Et puis, l'éducation, et le langage, tout ça... ça serait pas un tout petit peu politique, quand même ?
Ce que m'a apporté l'IEP
En vrac, parce que ça pourrait être long
:
- une habitude de l'interdisciplinarité, une capacité à
m'adapter rapidement à une nouvelle tradition de travail, à
« entrer » dans un sujet nouveau facilement ;
- des bases solides pour comprendre (ou au moins essayer de comprendre)
l'organisation de la société et la géopolitique actuelles
;
- une capacité à voir les enjeux politiques d'un problème
donné, d'une situation, et l'assurance nécessaire pour me
construire une opinion à ce sujet, et la défendre, l'habitude
de disserter, à l'écrit et à l'oral ;
- des méthodes d'investigation formant une vraie initiation à
la recherche en sciences sociales, notamment grâce aux cours propres
à la section PES, et aux mémoires de 3ème année
et de M2 ;
- un « bon point » sur mon CV qui donne de moi un a priori
positif, comme le passage par toute grande école ;
- un cadre permettant d'aller vivre des expériences riches ailleurs,
tout en gardant une continuité dans mes études (année
à l'étranger, stages...)
- des rencontres, riches humainement et intellectuellement.
Aujourd'hui
Aujourd'hui, j'ai la chance d'avoir obtenu de la part du laboratoire d'excellence ASLAN, à Lyon, un CDD de 2 ans (jusqu'à septembre 2016) pour effectuer le projet de recherche que j'ai proposé, sur la construction multimodale du savoir dans les interactions entre élèves. Là encore, il y a rupture et continuité avec mon travail de thèse, et, surtout, une forme de complémentarité.

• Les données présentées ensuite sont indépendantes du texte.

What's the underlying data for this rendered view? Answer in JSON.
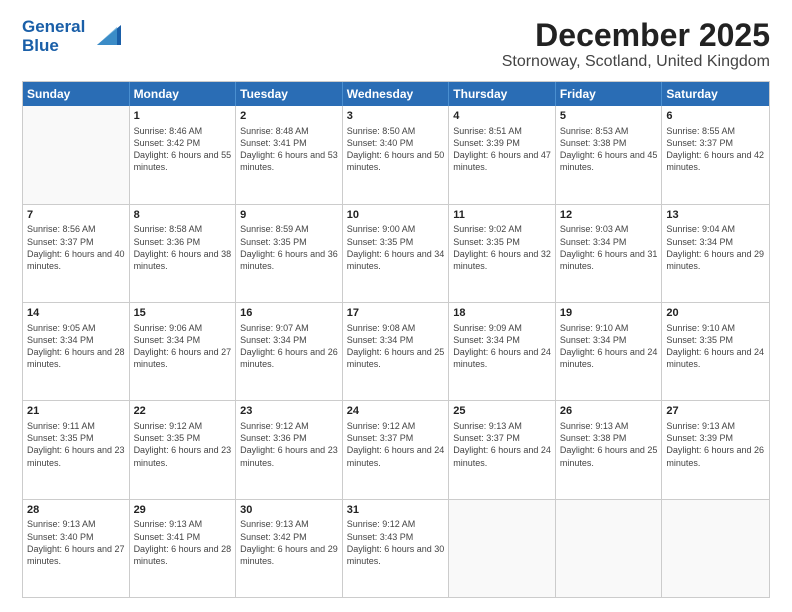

Je travaille, au niveau global, sur les mêmes situations d'apprentissage que celles que j'ai étudiées pour mon doctorat, à savoir des cafés scientifiques juniors réalisés dans dans plusieurs pays. Il s'agit d'une intervention ponctuelle de 2h, à l'école, mais hors cursus, visant à faire débattre les élèves sur une question de société avec des dimensions scientifiques, ici la gestion de l'eau potable. J'ai participé à la conception de l'outil pédagogique, qui alterne informations de base sur la thématique, et questions complexes à discuter en groupe, puis en classe entière, et sondage des opinions individuelles par vote électronique. Sur ce format, des débats ont été organisés au Mexique, aux USA, en France, et au Brésil. Ce projet a pour moi été l'occasion d'arborer plusieurs casquettes, puisque j'ai aussi formé les animateurs et animatrices des cafés, qui se trouvent être des élèves de 15-17 ans, à peine plus âgés que les élèves participants, qui ont plutôt entre 12 et 14 ans. Aidée par d'autres membres de l'équipe, j'ai également filmé les débats, à la fois en classe entière et dans quelques petits groupes. Ces vidéos constituent le matériau de base de mon travail.

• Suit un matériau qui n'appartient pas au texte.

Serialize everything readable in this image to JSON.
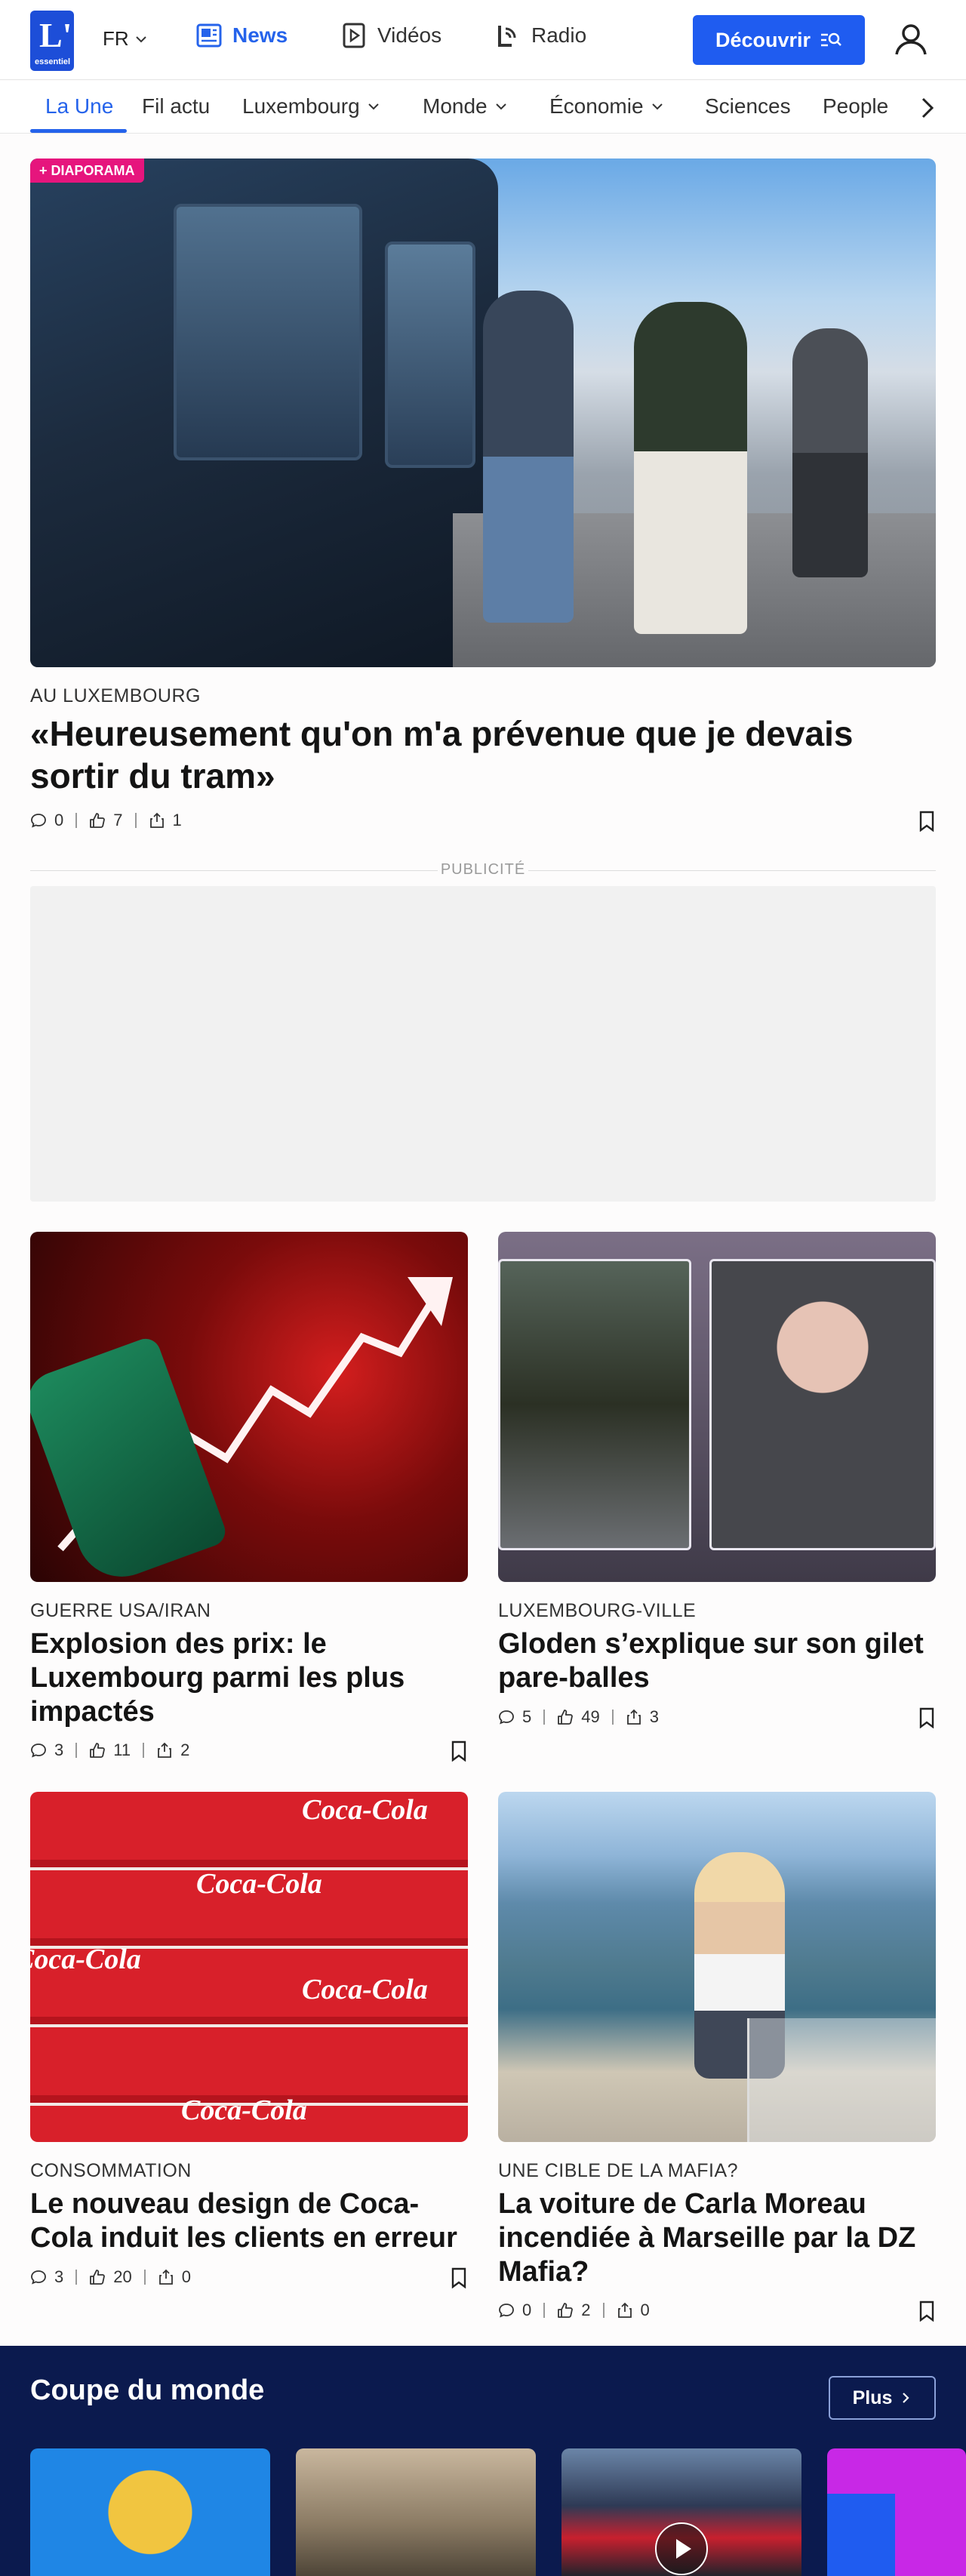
{
  "header": {
    "logo_big": "L'",
    "logo_small": "essentiel",
    "lang": "FR",
    "nav": [
      {
        "label": "News",
        "active": true
      },
      {
        "label": "Vidéos",
        "active": false
      },
      {
        "label": "Radio",
        "active": false
      }
    ],
    "discover_label": "Découvrir"
  },
  "categories": [
    {
      "label": "La Une",
      "active": true,
      "dropdown": false
    },
    {
      "label": "Fil actu",
      "active": false,
      "dropdown": false
    },
    {
      "label": "Luxembourg",
      "active": false,
      "dropdown": true
    },
    {
      "label": "Monde",
      "active": false,
      "dropdown": true
    },
    {
      "label": "Économie",
      "active": false,
      "dropdown": true
    },
    {
      "label": "Sciences",
      "active": false,
      "dropdown": false
    },
    {
      "label": "People",
      "active": false,
      "dropdown": false
    }
  ],
  "hero": {
    "badge": "+ DIAPORAMA",
    "kicker": "AU LUXEMBOURG",
    "title": "«Heureusement qu'on m'a prévenue que je devais sortir du tram»",
    "comments": "0",
    "likes": "7",
    "shares": "1"
  },
  "ad_label": "PUBLICITÉ",
  "articles": [
    {
      "kicker": "GUERRE USA/IRAN",
      "title": "Explosion des prix: le Luxembourg parmi les plus impactés",
      "comments": "3",
      "likes": "11",
      "shares": "2"
    },
    {
      "kicker": "LUXEMBOURG-VILLE",
      "title": "Gloden s’explique sur son gilet pare-balles",
      "comments": "5",
      "likes": "49",
      "shares": "3"
    },
    {
      "kicker": "CONSOMMATION",
      "title": "Le nouveau design de Coca-Cola induit les clients en erreur",
      "comments": "3",
      "likes": "20",
      "shares": "0"
    },
    {
      "kicker": "UNE CIBLE DE LA MAFIA?",
      "title": "La voiture de Carla Moreau incendiée à Marseille par la DZ Mafia?",
      "comments": "0",
      "likes": "2",
      "shares": "0"
    }
  ],
  "coca_logo_text": "Coca-Cola",
  "worldcup": {
    "title": "Coupe du monde",
    "more_label": "Plus"
  },
  "colors": {
    "accent": "#1f5cf0",
    "badge": "#e6157d",
    "section_bg": "#0b1a4e"
  }
}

En doctorat, je me suis exclusivement intéressée à décrire finement comment les élèves se construisent une opinion et la défendent à propos des questions socio-scientifiques. En particulier, j'ai cherché à comprendre les dynamiques sociales qui influencent la façon de raisonner en petits groupes, et j'ai décrit comment les élèves exploitent différentes ressources argumentatives (savoirs, normes et valeurs, émotions) dans leurs discussions. Enfin, j'ai procédé à une comparaison des débats des différents terrains nationaux, et caractérisé le scenario argumentatif typique de chaque pays.

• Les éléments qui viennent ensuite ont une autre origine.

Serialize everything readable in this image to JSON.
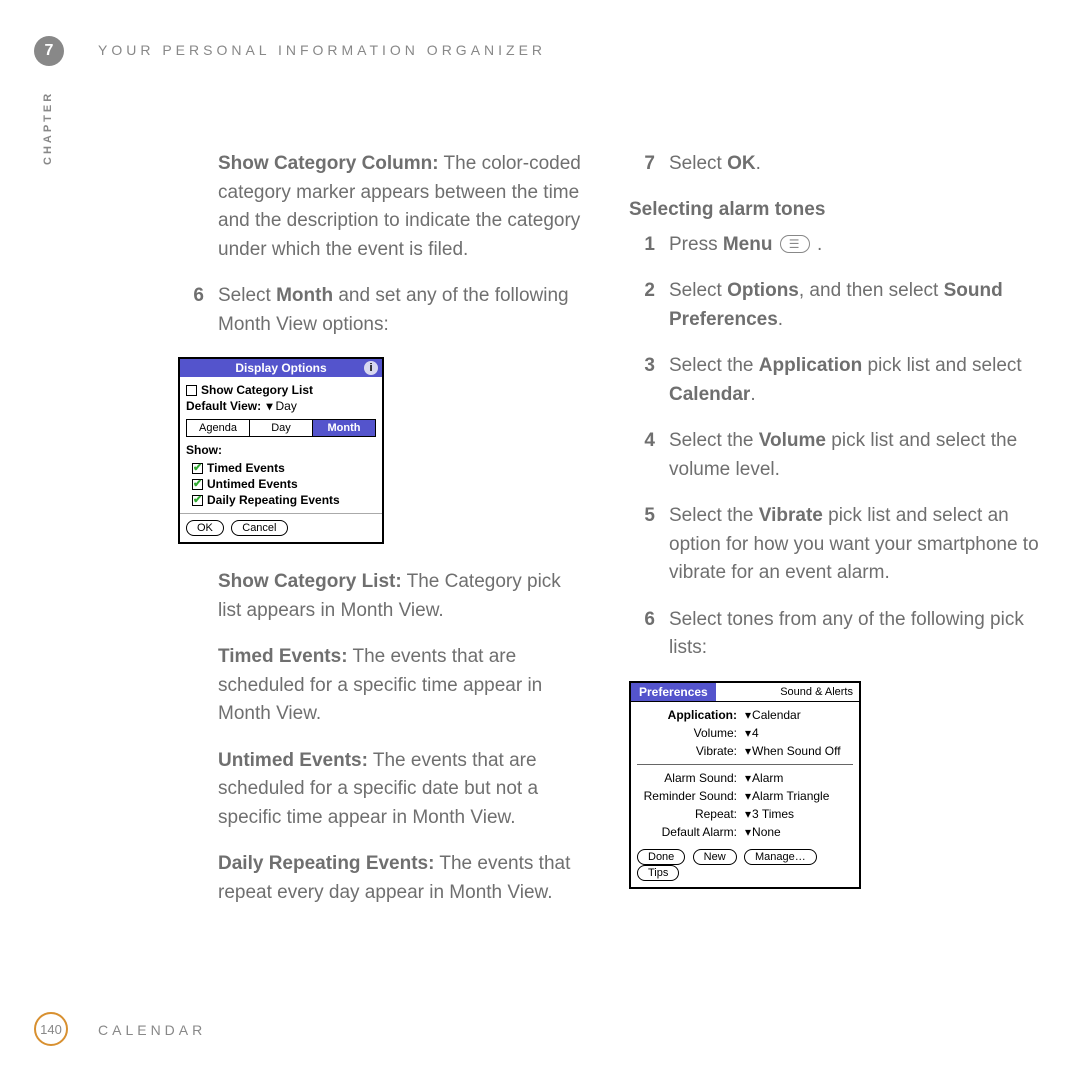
{
  "header": {
    "chapter_label": "CHAPTER",
    "chapter_number": "7",
    "running_header": "YOUR PERSONAL INFORMATION ORGANIZER"
  },
  "footer": {
    "page_number": "140",
    "section": "CALENDAR"
  },
  "left": {
    "show_cat_col_label": "Show Category Column:",
    "show_cat_col_text": " The color-coded category marker appears between the time and the description to indicate the category under which the event is filed.",
    "step6_num": "6",
    "step6_a": "Select ",
    "step6_bold": "Month",
    "step6_b": " and set any of the following Month View options:",
    "show_cat_list_label": "Show Category List:",
    "show_cat_list_text": " The Category pick list appears in Month View.",
    "timed_label": "Timed Events:",
    "timed_text": " The events that are scheduled for a specific time appear in Month View.",
    "untimed_label": "Untimed Events:",
    "untimed_text": " The events that are scheduled for a specific date but not a specific time appear in Month View.",
    "daily_label": "Daily Repeating Events:",
    "daily_text": " The events that repeat every day appear in Month View."
  },
  "right": {
    "step7_num": "7",
    "step7_a": "Select ",
    "step7_bold": "OK",
    "step7_b": ".",
    "section_title": "Selecting alarm tones",
    "s1_num": "1",
    "s1_a": "Press ",
    "s1_bold": "Menu",
    "s1_b": " .",
    "s2_num": "2",
    "s2_a": "Select ",
    "s2_bold1": "Options",
    "s2_mid": ", and then select ",
    "s2_bold2": "Sound Preferences",
    "s2_b": ".",
    "s3_num": "3",
    "s3_a": "Select the ",
    "s3_bold": "Application",
    "s3_b": " pick list and select ",
    "s3_bold2": "Calendar",
    "s3_c": ".",
    "s4_num": "4",
    "s4_a": "Select the ",
    "s4_bold": "Volume",
    "s4_b": " pick list and select the volume level.",
    "s5_num": "5",
    "s5_a": "Select the ",
    "s5_bold": "Vibrate",
    "s5_b": " pick list and select an option for how you want your smartphone to vibrate for an event alarm.",
    "s6_num": "6",
    "s6_a": "Select tones from any of the following pick lists:"
  },
  "dialog1": {
    "title": "Display Options",
    "info_icon": "i",
    "show_cat_list": "Show Category List",
    "default_view_label": "Default View:",
    "default_view_value": "Day",
    "tabs": [
      "Agenda",
      "Day",
      "Month"
    ],
    "active_tab": 2,
    "show_label": "Show:",
    "opts": [
      "Timed Events",
      "Untimed Events",
      "Daily Repeating Events"
    ],
    "ok": "OK",
    "cancel": "Cancel"
  },
  "dialog2": {
    "title_left": "Preferences",
    "title_right": "Sound & Alerts",
    "rows1": [
      {
        "label": "Application:",
        "value": "Calendar",
        "bold": true
      },
      {
        "label": "Volume:",
        "value": "4"
      },
      {
        "label": "Vibrate:",
        "value": "When Sound Off"
      }
    ],
    "rows2": [
      {
        "label": "Alarm Sound:",
        "value": "Alarm"
      },
      {
        "label": "Reminder Sound:",
        "value": "Alarm Triangle"
      },
      {
        "label": "Repeat:",
        "value": "3 Times"
      },
      {
        "label": "Default Alarm:",
        "value": "None"
      }
    ],
    "buttons": [
      "Done",
      "New",
      "Manage…",
      "Tips"
    ]
  }
}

Actuellement, je continue à étudier ce qui se joue à plusieurs échelles (individu, groupe, classe), mais plutôt sur le plan de la construction et de l'utilisation de la ressource « savoir ». Bien entendu, des éléments de statuts divers sont considérés (savoirs scolaires, médiatiques, de l'expérience...), et d'autres phases du café sont appréhendées, notamment celles visant l'acquisition de connaissances communes permettant une base de discussion. Je cherche à suivre leur émergence puis leur trajectoire temporelle, et les transformations qui y correspondent, depuis la formation des lycéens-animateurs jusqu'à la fin du café. Contrairement à mon travail de thèse, focalisé sur le discours des élèves-participants, j'intègre ici pleinement le rôle des animateurs, important dans le processus de mobilisation et de (re)construction des éléments de savoir. Mon approche est également renouvelée par la prise en compte plus approfondie des autres modes de communication qui accompagnent le langage verbal et font partie intégrante des interactions entre élèves (gestes, manipulation d'objets, etc). L'enjeu est de comprendre quels supports et scenarios de communication favorisent l'appropriation, l'application et le transfert d'éléments de savoir, pour éventuellement formuler des recommandations pour l'enseignement et la conception de nouveaux dispositifs pédagogiques.
De plus, mon contrat prévoit qu'une partie de mon temps de travail soit consacré à la mise en place d'outils de médiation scientifique, notamment dans un partenariat entre l'ENS de Lyon et le Musée des Confluences, à Lyon.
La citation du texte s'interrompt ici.